Tellement bien que j’avais fait douze kilomètres pénibles dans une brume de chaleur en un temps qui m’avait paru négligeable. J'étais devant la gare. Un ticket, une attente, un train. Je demandai au contrôleur (car dans ce train-ci, il y en avait un) ce qui s'était passé dans le train de deux heures: il n'en savait rien. Il était dans les trains depuis ce matin, il avait sauté d'un train dans l'autre en ignorant les événements du monde, même ceux qui se passent dans les trains.
VIII Je devais appeler mon ami Bastien... Mais je m'endormis, cassé par la marche, avant d'avoir pris mon portable. Plus tard, le train s'arrêta, lentement, normalement, le long d'un quai. En face de moi, une jeune femme se levait. J'étais aussi arrivé.
Je sortis du wagon. Il faisait encore très clair, et toujours aussi chaud. Bastien était sur le quai, il avait l'air sans impatience. J'aurais voulu lui parler du train arrêté, de ma petite randonnée.
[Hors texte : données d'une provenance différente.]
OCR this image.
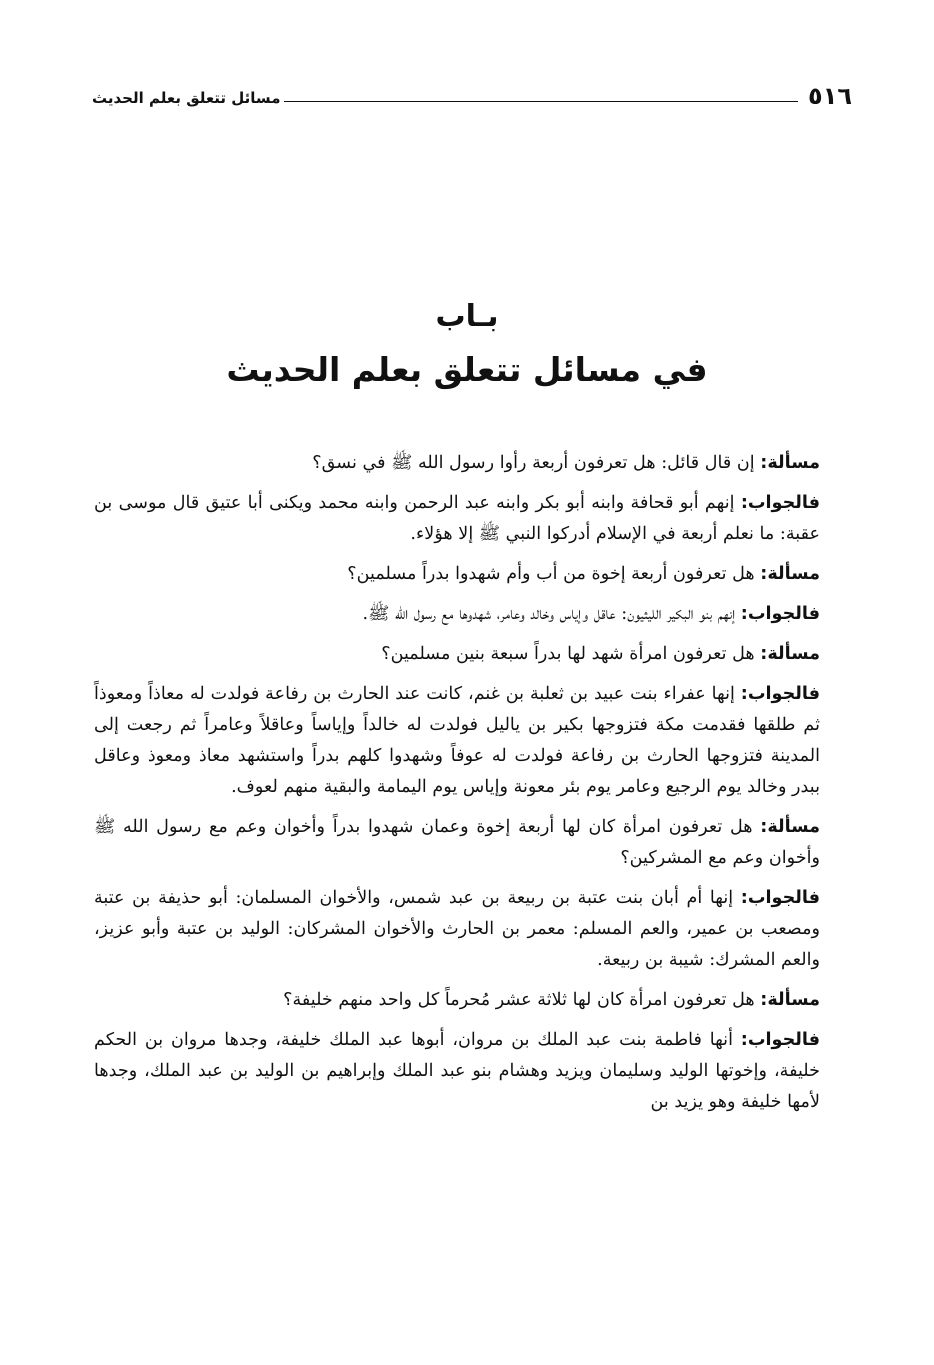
٥١٦
مسائل تتعلق بعلم الحديث
بـاب
في مسائل تتعلق بعلم الحديث

مسألة: إن قال قائل: هل تعرفون أربعة رأوا رسول الله ﷺ في نسق؟

فالجواب: إنهم أبو قحافة وابنه أبو بكر وابنه عبد الرحمن وابنه محمد ويكنى أبا عتيق قال موسى بن عقبة: ما نعلم أربعة في الإسلام أدركوا النبي ﷺ إلا هؤلاء.

مسألة: هل تعرفون أربعة إخوة من أب وأم شهدوا بدراً مسلمين؟

فالجواب: إنهم بنو البكير الليثيون: عاقل وإياس وخالد وعامر، شهدوها مع رسول الله ﷺ.

مسألة: هل تعرفون امرأة شهد لها بدراً سبعة بنين مسلمين؟

فالجواب: إنها عفراء بنت عبيد بن ثعلبة بن غنم، كانت عند الحارث بن رفاعة فولدت له معاذاً ومعوذاً ثم طلقها فقدمت مكة فتزوجها بكير بن ياليل فولدت له خالداً وإياساً وعاقلاً وعامراً ثم رجعت إلى المدينة فتزوجها الحارث بن رفاعة فولدت له عوفاً وشهدوا كلهم بدراً واستشهد معاذ ومعوذ وعاقل ببدر وخالد يوم الرجيع وعامر يوم بئر معونة وإياس يوم اليمامة والبقية منهم لعوف.

مسألة: هل تعرفون امرأة كان لها أربعة إخوة وعمان شهدوا بدراً وأخوان وعم مع رسول الله ﷺ وأخوان وعم مع المشركين؟

فالجواب: إنها أم أبان بنت عتبة بن ربيعة بن عبد شمس، والأخوان المسلمان: أبو حذيفة بن عتبة ومصعب بن عمير، والعم المسلم: معمر بن الحارث والأخوان المشركان: الوليد بن عتبة وأبو عزيز، والعم المشرك: شيبة بن ربيعة.

مسألة: هل تعرفون امرأة كان لها ثلاثة عشر مُحرماً كل واحد منهم خليفة؟

فالجواب: أنها فاطمة بنت عبد الملك بن مروان، أبوها عبد الملك خليفة، وجدها مروان بن الحكم خليفة، وإخوتها الوليد وسليمان ويزيد وهشام بنو عبد الملك وإبراهيم بن الوليد بن عبد الملك، وجدها لأمها خليفة وهو يزيد بن
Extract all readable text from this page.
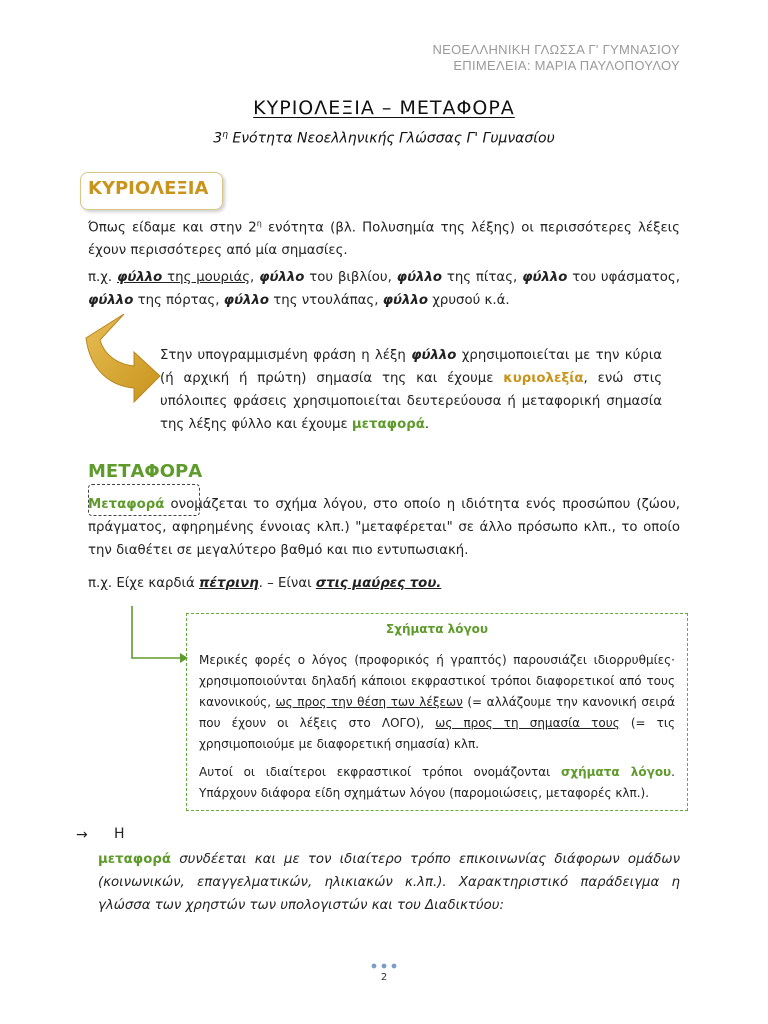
ΝΕΟΕΛΛΗΝΙΚΗ ΓΛΩΣΣΑ Γ' ΓΥΜΝΑΣΙΟΥ
ΕΠΙΜΕΛΕΙΑ: ΜΑΡΙΑ ΠΑΥΛΟΠΟΥΛΟΥ
ΚΥΡΙΟΛΕΞΙΑ – ΜΕΤΑΦΟΡΑ
$3^\eta$ Ενότητα Νεοελληνικής Γλώσσας Γ' Γυμνασίου
ΚΥΡΙΟΛΕΞΙΑ
Όπως είδαμε και στην $2^\eta$ ενότητα (βλ. Πολυσημία της λέξης) οι περισσότερες λέξεις έχουν περισσότερες από μία σημασίες.
π.χ. φύλλο της μουριάς, φύλλο του βιβλίου, φύλλο της πίτας, φύλλο του υφάσματος, φύλλο της πόρτας, φύλλο της ντουλάπας, φύλλο χρυσού κ.ά.
Στην υπογραμμισμένη φράση η λέξη φύλλο χρησιμοποιείται με την κύρια (ή αρχική ή πρώτη) σημασία της και έχουμε κυριολεξία, ενώ στις υπόλοιπες φράσεις χρησιμοποιείται δευτερεύουσα ή μεταφορική σημασία της λέξης φύλλο και έχουμε μεταφορά.
ΜΕΤΑΦΟΡΑ
Μεταφορά ονομάζεται το σχήμα λόγου, στο οποίο η ιδιότητα ενός προσώπου (ζώου, πράγματος, αφηρημένης έννοιας κλπ.) "μεταφέρεται" σε άλλο πρόσωπο κλπ., το οποίο την διαθέτει σε μεγαλύτερο βαθμό και πιο εντυπωσιακή.
π.χ. Είχε καρδιά πέτρινη. – Είναι στις μαύρες του.
Σχήματα λόγου
Μερικές φορές ο λόγος (προφορικός ή γραπτός) παρουσιάζει ιδιορρυθμίες· χρησιμοποιούνται δηλαδή κάποιοι εκφραστικοί τρόποι διαφορετικοί από τους κανονικούς, ως προς την θέση των λέξεων (= αλλάζουμε την κανονική σειρά που έχουν οι λέξεις στο ΛΟΓΟ), ως προς τη σημασία τους (= τις χρησιμοποιούμε με διαφορετική σημασία) κλπ.
Αυτοί οι ιδιαίτεροι εκφραστικοί τρόποι ονομάζονται σχήματα λόγου. Υπάρχουν διάφορα είδη σχημάτων λόγου (παρομοιώσεις, μεταφορές κλπ.).
→ Η
μεταφορά συνδέεται και με τον ιδιαίτερο τρόπο επικοινωνίας διάφορων ομάδων (κοινωνικών, επαγγελματικών, ηλικιακών κ.λπ.). Χαρακτηριστικό παράδειγμα η γλώσσα των χρηστών των υπολογιστών και του Διαδικτύου:
2
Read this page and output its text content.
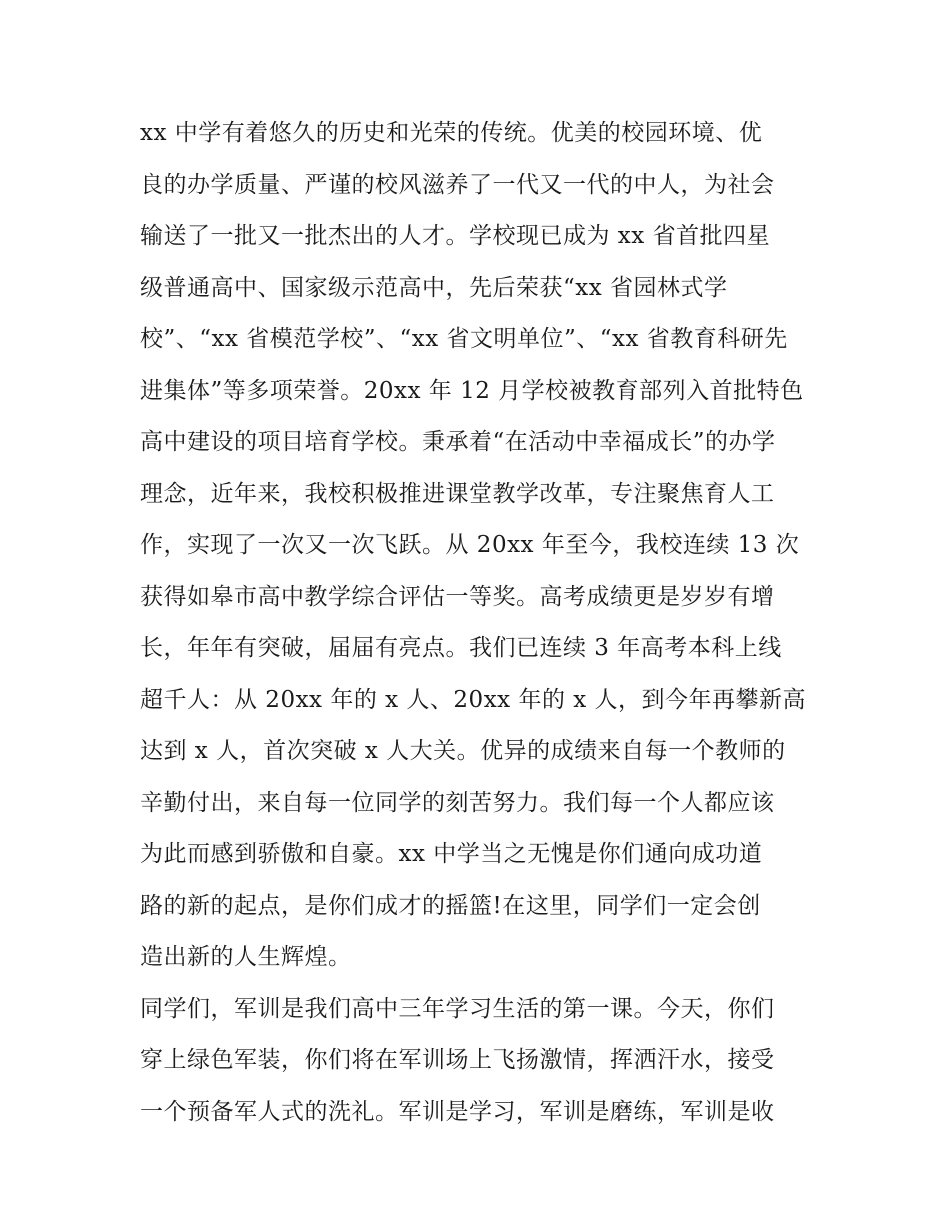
xx 中学有着悠久的历史和光荣的传统。优美的校园环境、优
良的办学质量、严谨的校风滋养了一代又一代的中人，为社会
输送了一批又一批杰出的人才。学校现已成为 xx 省首批四星
级普通高中、国家级示范高中，先后荣获“xx 省园林式学
校”、“xx 省模范学校”、“xx 省文明单位”、“xx 省教育科研先
进集体”等多项荣誉。20xx 年 12 月学校被教育部列入首批特色
高中建设的项目培育学校。秉承着“在活动中幸福成长”的办学
理念，近年来，我校积极推进课堂教学改革，专注聚焦育人工
作，实现了一次又一次飞跃。从 20xx 年至今，我校连续 13 次
获得如皋市高中教学综合评估一等奖。高考成绩更是岁岁有增
长，年年有突破，届届有亮点。我们已连续 3 年高考本科上线
超千人：从 20xx 年的 x 人、20xx 年的 x 人，到今年再攀新高
达到 x 人，首次突破 x 人大关。优异的成绩来自每一个教师的
辛勤付出，来自每一位同学的刻苦努力。我们每一个人都应该
为此而感到骄傲和自豪。xx 中学当之无愧是你们通向成功道
路的新的起点，是你们成才的摇篮!在这里，同学们一定会创
造出新的人生辉煌。
同学们，军训是我们高中三年学习生活的第一课。今天，你们
穿上绿色军装，你们将在军训场上飞扬激情，挥洒汗水，接受
一个预备军人式的洗礼。军训是学习，军训是磨练，军训是收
Mais Bastien avait l'air serein et l'heure de mon arrivée était celle prévue initialement. Et mes baskets étaient propres.
Je refermai tout seul la brèche que mon cerveau avait ouverte dans le temps. Je refermai la page sur mon histoire passée et mon rêve si récent. Je branchai le pilotage automatique. Je marchais à côté de Bastien en direction de la voiture. Je me remis à penser avec mes pieds. Je dis : «Ça fait du bien de marcher un peu.». Bastien était d'accord. Je montai dans sa voiture. J'allais passer un super week-end.